In the United States and other developed nations, heart disease kills more people every year than cancer and costs nearly twice as much to treat.¹ For these patients, adult stem cell biology signifies a new medical frontier.

Coronary heart disease (CHD) is the leading cause of death in the United States for both men and women.² CHD is caused by a buildup of plaque in the coronary arteries leading to the heart. This buildup causes the arteries to narrow and, as a result, myocardial ischemia—a restriction in blood supply to the heart—can occur. The interruption of blood supply to a part of the heart can result in myocardial infarction (MI) or acute myocardial infarction (AMI), commonly known as a heart attack.³

Significant advances have been made globally in the prevention and early treatment of myocardial ischemia and infarction, reducing morbidity, mortality and cost. Despite these advances, 160,000 patients in the United States experience AMIs that place them at risk for cardiomyocyte dysfunction leading to heart failure and other adverse cardiac-related events, including death.⁴

There is an urgent need for novel therapeutic options for the prevention and early treatment of myocardial ischemia and infarction. Adult stem cell therapy has the potential to limit or prevent the adverse consequences of a large AMI. If confirmed to be safe and effective, cell therapy may revolutionize the approach to cardiovascular disease.

In some clinical studies, patients who received coronary artery injections of adult stem cells derived from their own bone marrow after a myocardial infarction showed improvements in left ventricular function not seen in patients given a placebo. The larger the initial infarct size, the greater the effect of the infusion. There seems to be a safety advantage of autologous cells over allogeneic cells; it also appears that autologous transplanted cells remain in the heart and potentially continue to work years later, as demonstrated in preclinical animal experiments.

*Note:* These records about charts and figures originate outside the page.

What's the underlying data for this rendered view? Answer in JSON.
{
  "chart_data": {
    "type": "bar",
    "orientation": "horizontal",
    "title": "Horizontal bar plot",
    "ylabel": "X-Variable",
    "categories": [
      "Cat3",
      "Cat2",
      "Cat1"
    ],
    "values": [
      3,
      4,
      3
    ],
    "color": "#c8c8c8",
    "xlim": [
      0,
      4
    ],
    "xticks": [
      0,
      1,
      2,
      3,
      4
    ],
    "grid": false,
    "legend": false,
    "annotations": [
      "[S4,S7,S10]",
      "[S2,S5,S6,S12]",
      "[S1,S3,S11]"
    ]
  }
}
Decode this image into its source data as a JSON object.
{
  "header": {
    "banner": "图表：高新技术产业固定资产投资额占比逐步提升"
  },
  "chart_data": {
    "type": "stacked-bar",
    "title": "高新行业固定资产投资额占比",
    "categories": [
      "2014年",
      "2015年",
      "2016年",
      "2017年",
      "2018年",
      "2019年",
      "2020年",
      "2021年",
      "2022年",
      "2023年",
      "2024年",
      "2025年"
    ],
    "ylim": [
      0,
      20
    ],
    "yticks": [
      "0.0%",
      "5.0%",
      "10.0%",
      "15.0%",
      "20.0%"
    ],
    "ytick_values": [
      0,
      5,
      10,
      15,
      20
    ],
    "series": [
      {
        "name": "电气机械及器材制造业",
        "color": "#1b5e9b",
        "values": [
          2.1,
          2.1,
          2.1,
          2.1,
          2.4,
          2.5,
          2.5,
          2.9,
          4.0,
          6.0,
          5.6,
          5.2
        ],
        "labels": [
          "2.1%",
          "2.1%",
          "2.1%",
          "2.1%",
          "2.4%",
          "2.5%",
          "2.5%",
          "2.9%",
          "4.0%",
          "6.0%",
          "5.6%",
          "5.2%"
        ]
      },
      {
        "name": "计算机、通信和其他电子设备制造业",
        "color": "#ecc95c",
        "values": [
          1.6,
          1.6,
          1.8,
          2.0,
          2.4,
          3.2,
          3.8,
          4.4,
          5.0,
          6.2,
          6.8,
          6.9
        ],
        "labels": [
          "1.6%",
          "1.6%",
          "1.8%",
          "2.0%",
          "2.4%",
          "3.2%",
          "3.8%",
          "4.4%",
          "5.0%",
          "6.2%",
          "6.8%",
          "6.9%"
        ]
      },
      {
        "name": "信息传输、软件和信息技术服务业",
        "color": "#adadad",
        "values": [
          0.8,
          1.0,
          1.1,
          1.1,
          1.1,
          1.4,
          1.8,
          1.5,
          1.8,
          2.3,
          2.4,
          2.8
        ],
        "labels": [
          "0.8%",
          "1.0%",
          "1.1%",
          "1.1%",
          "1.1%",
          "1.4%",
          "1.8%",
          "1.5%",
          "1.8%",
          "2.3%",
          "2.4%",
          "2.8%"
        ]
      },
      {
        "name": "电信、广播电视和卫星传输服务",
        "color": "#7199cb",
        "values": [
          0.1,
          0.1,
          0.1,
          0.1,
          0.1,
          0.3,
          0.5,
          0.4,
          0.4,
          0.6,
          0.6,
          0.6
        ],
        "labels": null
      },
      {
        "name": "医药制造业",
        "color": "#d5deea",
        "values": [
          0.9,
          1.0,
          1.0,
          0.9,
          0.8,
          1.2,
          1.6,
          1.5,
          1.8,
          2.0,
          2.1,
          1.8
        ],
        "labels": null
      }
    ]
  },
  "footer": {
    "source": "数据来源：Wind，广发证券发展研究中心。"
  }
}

Clinical trials using adult stem cell infusion as a treatment approach to AMI are ongoing. Successes in pilot studies warrant large-scale longitudinal studies to examine the potential effects of progenitor-cell administration on morbidity and mortality.

One example of an adult stem cell-based therapeutic application in the treatment of AMI is AMR–001. AMR-001, manufactured by Amorcyte, Inc., is an autologous, bone marrow-derived cell therapy designed to treat AMI patients with their own stem cells.

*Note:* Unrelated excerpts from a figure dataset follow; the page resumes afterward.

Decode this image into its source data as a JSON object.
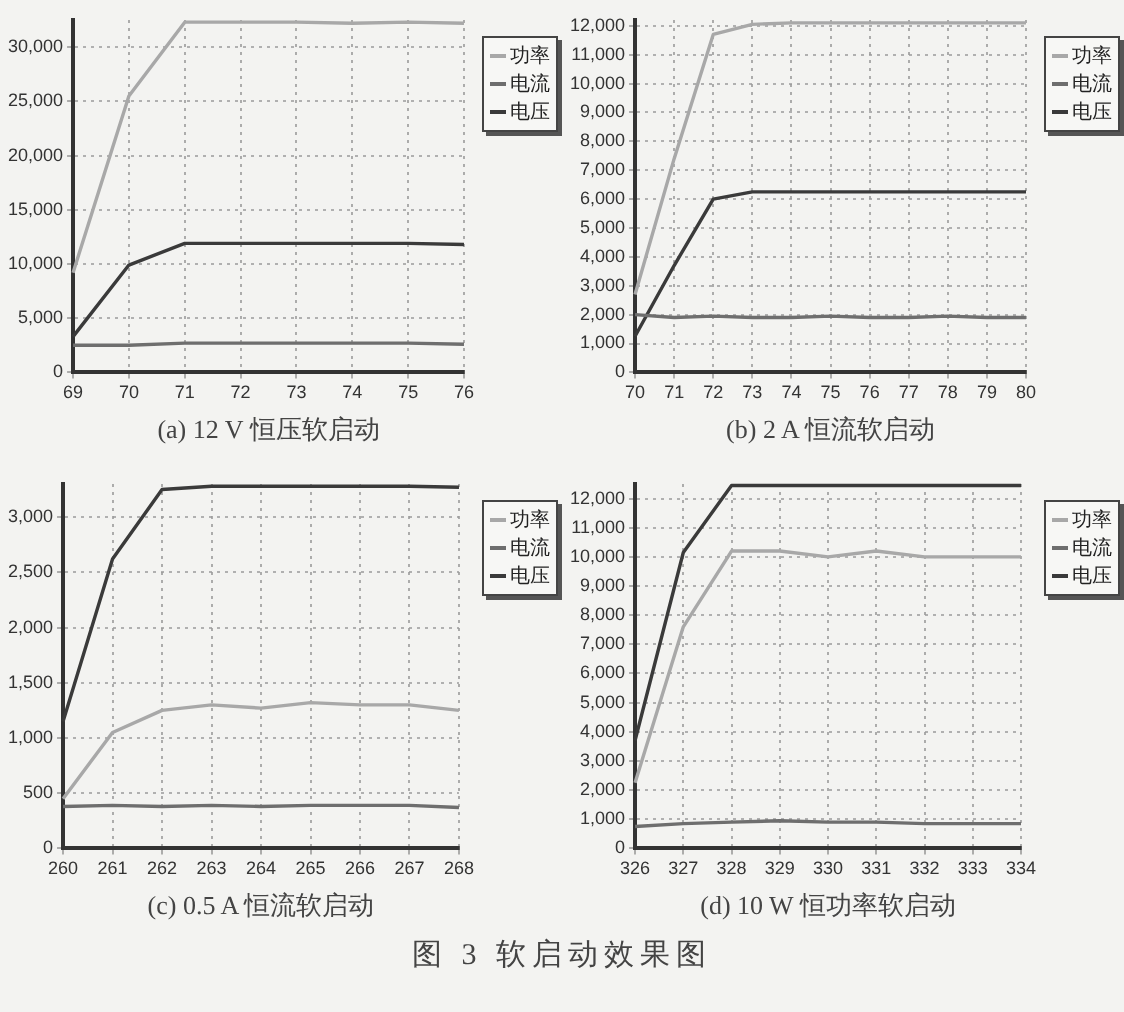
{
  "chart_data": [
    {
      "type": "line",
      "title": "(a) 12 V 恒压软启动",
      "x": [
        69,
        70,
        71,
        72,
        73,
        74,
        75,
        76
      ],
      "xlim": [
        69,
        76
      ],
      "xticks": [
        69,
        70,
        71,
        72,
        73,
        74,
        75,
        76
      ],
      "ylim": [
        0,
        32500
      ],
      "yticks": [
        {
          "value": 0,
          "label": "0"
        },
        {
          "value": 5000,
          "label": "5,000"
        },
        {
          "value": 10000,
          "label": "10,000"
        },
        {
          "value": 15000,
          "label": "15,000"
        },
        {
          "value": 20000,
          "label": "20,000"
        },
        {
          "value": 25000,
          "label": "25,000"
        },
        {
          "value": 30000,
          "label": "30,000"
        }
      ],
      "grid": true,
      "legend": "right",
      "series": [
        {
          "name": "功率",
          "color": "#a8a8a8",
          "values": [
            9200,
            25500,
            32300,
            32300,
            32300,
            32200,
            32300,
            32200
          ]
        },
        {
          "name": "电流",
          "color": "#6e6e6e",
          "values": [
            2500,
            2500,
            2700,
            2700,
            2700,
            2700,
            2700,
            2600
          ]
        },
        {
          "name": "电压",
          "color": "#3a3a3a",
          "values": [
            3300,
            9900,
            11900,
            11900,
            11900,
            11900,
            11900,
            11800
          ]
        }
      ]
    },
    {
      "type": "line",
      "title": "(b) 2 A 恒流软启动",
      "x": [
        70,
        71,
        72,
        73,
        74,
        75,
        76,
        77,
        78,
        79,
        80
      ],
      "xlim": [
        70,
        80
      ],
      "xticks": [
        70,
        71,
        72,
        73,
        74,
        75,
        76,
        77,
        78,
        79,
        80
      ],
      "ylim": [
        0,
        12200
      ],
      "yticks": [
        {
          "value": 0,
          "label": "0"
        },
        {
          "value": 1000,
          "label": "1,000"
        },
        {
          "value": 2000,
          "label": "2,000"
        },
        {
          "value": 3000,
          "label": "3,000"
        },
        {
          "value": 4000,
          "label": "4,000"
        },
        {
          "value": 5000,
          "label": "5,000"
        },
        {
          "value": 6000,
          "label": "6,000"
        },
        {
          "value": 7000,
          "label": "7,000"
        },
        {
          "value": 8000,
          "label": "8,000"
        },
        {
          "value": 9000,
          "label": "9,000"
        },
        {
          "value": 10000,
          "label": "10,000"
        },
        {
          "value": 11000,
          "label": "11,000"
        },
        {
          "value": 12000,
          "label": "12,000"
        }
      ],
      "grid": true,
      "legend": "right",
      "series": [
        {
          "name": "功率",
          "color": "#a8a8a8",
          "values": [
            2700,
            7400,
            11700,
            12050,
            12100,
            12100,
            12100,
            12100,
            12100,
            12100,
            12100
          ]
        },
        {
          "name": "电流",
          "color": "#6e6e6e",
          "values": [
            2000,
            1900,
            1950,
            1900,
            1900,
            1950,
            1900,
            1900,
            1950,
            1900,
            1900
          ]
        },
        {
          "name": "电压",
          "color": "#3a3a3a",
          "values": [
            1250,
            3700,
            6000,
            6250,
            6250,
            6250,
            6250,
            6250,
            6250,
            6250,
            6250
          ]
        }
      ]
    },
    {
      "type": "line",
      "title": "(c) 0.5 A 恒流软启动",
      "x": [
        260,
        261,
        262,
        263,
        264,
        265,
        266,
        267,
        268
      ],
      "xlim": [
        260,
        268
      ],
      "xticks": [
        260,
        261,
        262,
        263,
        264,
        265,
        266,
        267,
        268
      ],
      "ylim": [
        0,
        3300
      ],
      "yticks": [
        {
          "value": 0,
          "label": "0"
        },
        {
          "value": 500,
          "label": "500"
        },
        {
          "value": 1000,
          "label": "1,000"
        },
        {
          "value": 1500,
          "label": "1,500"
        },
        {
          "value": 2000,
          "label": "2,000"
        },
        {
          "value": 2500,
          "label": "2,500"
        },
        {
          "value": 3000,
          "label": "3,000"
        }
      ],
      "grid": true,
      "legend": "right",
      "series": [
        {
          "name": "功率",
          "color": "#a8a8a8",
          "values": [
            450,
            1050,
            1250,
            1300,
            1270,
            1320,
            1300,
            1300,
            1250
          ]
        },
        {
          "name": "电流",
          "color": "#6e6e6e",
          "values": [
            380,
            390,
            380,
            390,
            380,
            390,
            390,
            390,
            370
          ]
        },
        {
          "name": "电压",
          "color": "#3a3a3a",
          "values": [
            1150,
            2620,
            3250,
            3280,
            3280,
            3280,
            3280,
            3280,
            3270
          ]
        }
      ]
    },
    {
      "type": "line",
      "title": "(d) 10 W 恒功率软启动",
      "x": [
        326,
        327,
        328,
        329,
        330,
        331,
        332,
        333,
        334
      ],
      "xlim": [
        326,
        334
      ],
      "xticks": [
        326,
        327,
        328,
        329,
        330,
        331,
        332,
        333,
        334
      ],
      "ylim": [
        0,
        12500
      ],
      "yticks": [
        {
          "value": 0,
          "label": "0"
        },
        {
          "value": 1000,
          "label": "1,000"
        },
        {
          "value": 2000,
          "label": "2,000"
        },
        {
          "value": 3000,
          "label": "3,000"
        },
        {
          "value": 4000,
          "label": "4,000"
        },
        {
          "value": 5000,
          "label": "5,000"
        },
        {
          "value": 6000,
          "label": "6,000"
        },
        {
          "value": 7000,
          "label": "7,000"
        },
        {
          "value": 8000,
          "label": "8,000"
        },
        {
          "value": 9000,
          "label": "9,000"
        },
        {
          "value": 10000,
          "label": "10,000"
        },
        {
          "value": 11000,
          "label": "11,000"
        },
        {
          "value": 12000,
          "label": "12,000"
        }
      ],
      "grid": true,
      "legend": "right",
      "series": [
        {
          "name": "功率",
          "color": "#a8a8a8",
          "values": [
            2250,
            7600,
            10200,
            10200,
            10000,
            10200,
            10000,
            10000,
            10000
          ]
        },
        {
          "name": "电流",
          "color": "#6e6e6e",
          "values": [
            750,
            850,
            900,
            950,
            900,
            900,
            850,
            850,
            850
          ]
        },
        {
          "name": "电压",
          "color": "#3a3a3a",
          "values": [
            3700,
            10150,
            12450,
            12450,
            12450,
            12450,
            12450,
            12450,
            12450
          ]
        }
      ],
      "annotations": [
        "图 3 软启动效果图"
      ]
    }
  ]
}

In a Phase 1 trial, AMR–001 showed a dose–related significant improvement in perfusion. The study results demonstrated that patients receiving 10 million and 15 million cells showed significant improvement in resting perfusion rates at six months as compared to patients receiving 5 million cells and control. The data also showed that patients receiving 10 million or more cells showed a trend towards improvement in ejection fraction, the percentage of blood pumped out of a ventricle with each heartbeat, end systolic volume, infarct size and tissue death due to loss of adequate blood supply at six month follow–up. No study–related significant adverse events were reported. Having completed the Phase 1 trial with promising results, AMR-001 entered its Phase 2 clinical trial in early 2012.

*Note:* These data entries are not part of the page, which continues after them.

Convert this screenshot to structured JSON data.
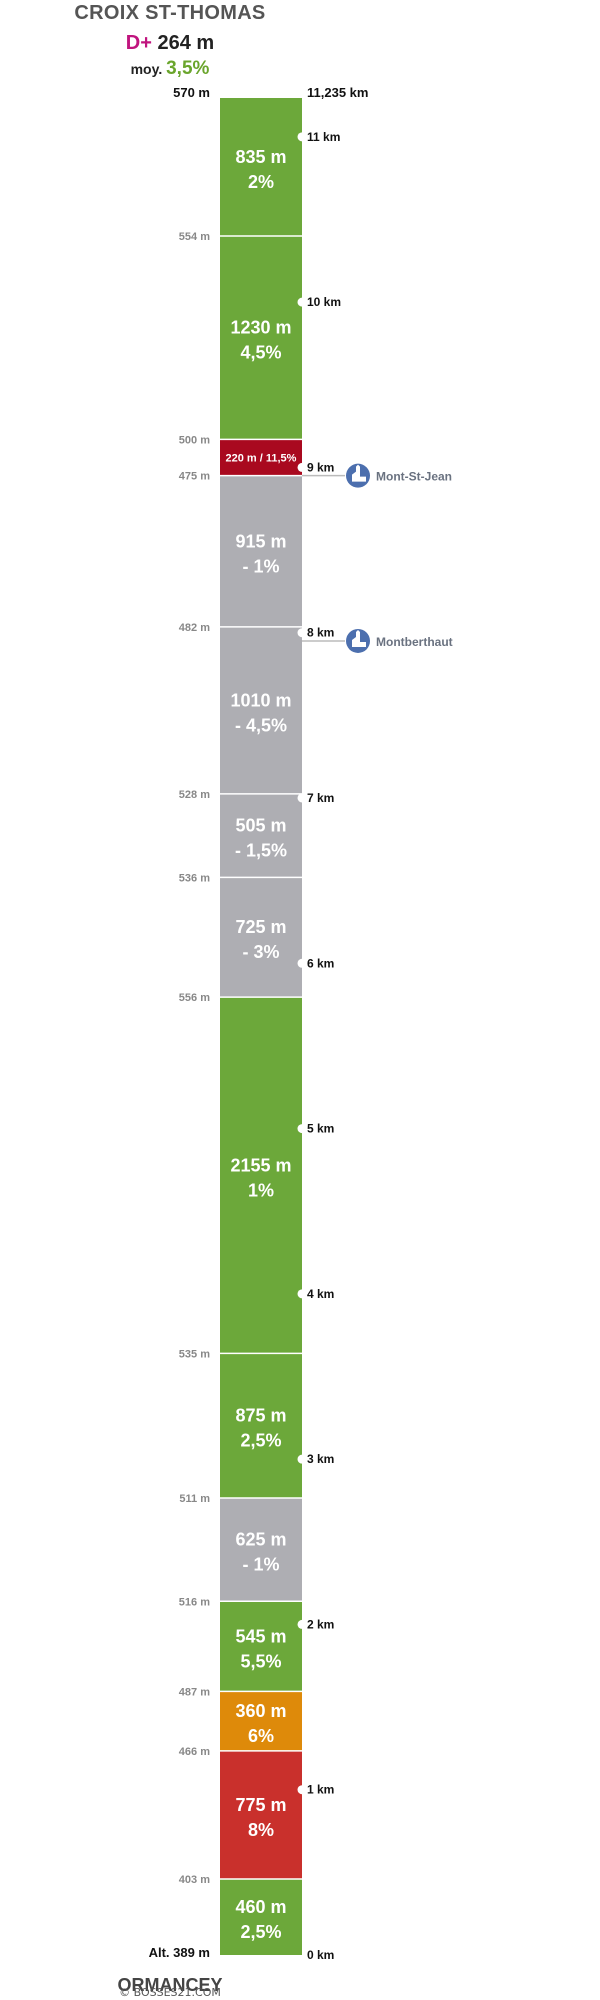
{
  "header": {
    "climb_name": "CROIX ST-THOMAS",
    "dplus_label": "D+",
    "dplus_value": "264 m",
    "moy_label": "moy.",
    "moy_value": "3,5%"
  },
  "footer": {
    "start_name": "ORMANCEY",
    "credit": "© BOSSES21.COM"
  },
  "colors": {
    "green": "#6ca83a",
    "gray": "#aeaeb3",
    "dark_red": "#a9091f",
    "orange": "#de8a0a",
    "red": "#c9302c",
    "town_icon": "#4c6fae",
    "altitude_label": "#888888",
    "km_label": "#111111"
  },
  "profile": {
    "total_km": 11.235,
    "start_altitude_label": "Alt. 389 m",
    "top_altitude_label": "570 m",
    "top_km_label": "11,235 km",
    "segments": [
      {
        "length": "460 m",
        "grade": "2,5%",
        "length_m": 460,
        "color": "green"
      },
      {
        "length": "775 m",
        "grade": "8%",
        "length_m": 775,
        "color": "red"
      },
      {
        "length": "360 m",
        "grade": "6%",
        "length_m": 360,
        "color": "orange"
      },
      {
        "length": "545 m",
        "grade": "5,5%",
        "length_m": 545,
        "color": "green"
      },
      {
        "length": "625 m",
        "grade": "- 1%",
        "length_m": 625,
        "color": "gray"
      },
      {
        "length": "875 m",
        "grade": "2,5%",
        "length_m": 875,
        "color": "green"
      },
      {
        "length": "2155 m",
        "grade": "1%",
        "length_m": 2155,
        "color": "green"
      },
      {
        "length": "725 m",
        "grade": "- 3%",
        "length_m": 725,
        "color": "gray"
      },
      {
        "length": "505 m",
        "grade": "- 1,5%",
        "length_m": 505,
        "color": "gray"
      },
      {
        "length": "1010 m",
        "grade": "- 4,5%",
        "length_m": 1010,
        "color": "gray"
      },
      {
        "length": "915 m",
        "grade": "- 1%",
        "length_m": 915,
        "color": "gray"
      },
      {
        "label": "220 m / 11,5%",
        "length_m": 220,
        "color": "dark_red"
      },
      {
        "length": "1230 m",
        "grade": "4,5%",
        "length_m": 1230,
        "color": "green"
      },
      {
        "length": "835 m",
        "grade": "2%",
        "length_m": 835,
        "color": "green"
      }
    ],
    "altitudes_at_boundaries": [
      "403 m",
      "466 m",
      "487 m",
      "516 m",
      "511 m",
      "535 m",
      "556 m",
      "536 m",
      "528 m",
      "482 m",
      "475 m",
      "500 m",
      "554 m"
    ],
    "km_markers": [
      "0 km",
      "1 km",
      "2 km",
      "3 km",
      "4 km",
      "5 km",
      "6 km",
      "7 km",
      "8 km",
      "9 km",
      "10 km",
      "11 km"
    ],
    "towns": [
      {
        "name": "Mont-St-Jean",
        "km": 8.95,
        "icon": "church-icon"
      },
      {
        "name": "Montberthaut",
        "km": 7.95,
        "icon": "church-icon"
      }
    ]
  }
}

Intracoronary infusions of progenitor cells have shown preliminary successes in preventing post-MI heart failure in clinical trials.⁵ Larger trials will be needed to determine if past successes translate into reductions in clinical end points. If later-phase studies are successful, it would open up a whole new way of treating heart disease. Investigation into the use of adult stem cells in the treatment of AMI may provide a promising future for regenerative therapeutics in the treatment of progressive cardiomyocyte dysfunction and in addressing one of the leading causes of death globally.

About the Author
Dr. Pecora is the chief medical officer at NeoStem, Inc., a biopharmaceutical company engaged in regenerative science and the therapeutic development of cell-based therapies. He is the former chairman and chief executive officer of Progenitor Cell Therapy.

References
1. American Diabetes Association. Economic costs of diabetes in the U.S. in 2002. Diabetes Care. 26:917–932, 2003.

 2. Feero WG, et al. Genomics of Cardiovascular Disease. N Engl J Med. 2011; 365:2098-2109.

 3. National Heart, Lung, and Blood Institute. NHLBI What Is Coronary Heart Disease? National Institute of Health, 2011. Available at http://www.nhlbi.nih.gov/health/health-topics/topics/cad/. Accessed January 27, 2012.

 4. Amorcyte: About Amorcyte. http://www.amorcyte.com/about.htm. Accessed January 27, 2012.

 5. Tongers J, et al. Stem and progenitor cell-based therapy in ischaemic heart disease: promise, uncertainties, and challenges. Eur Heart J. 2011; 32(10):1197.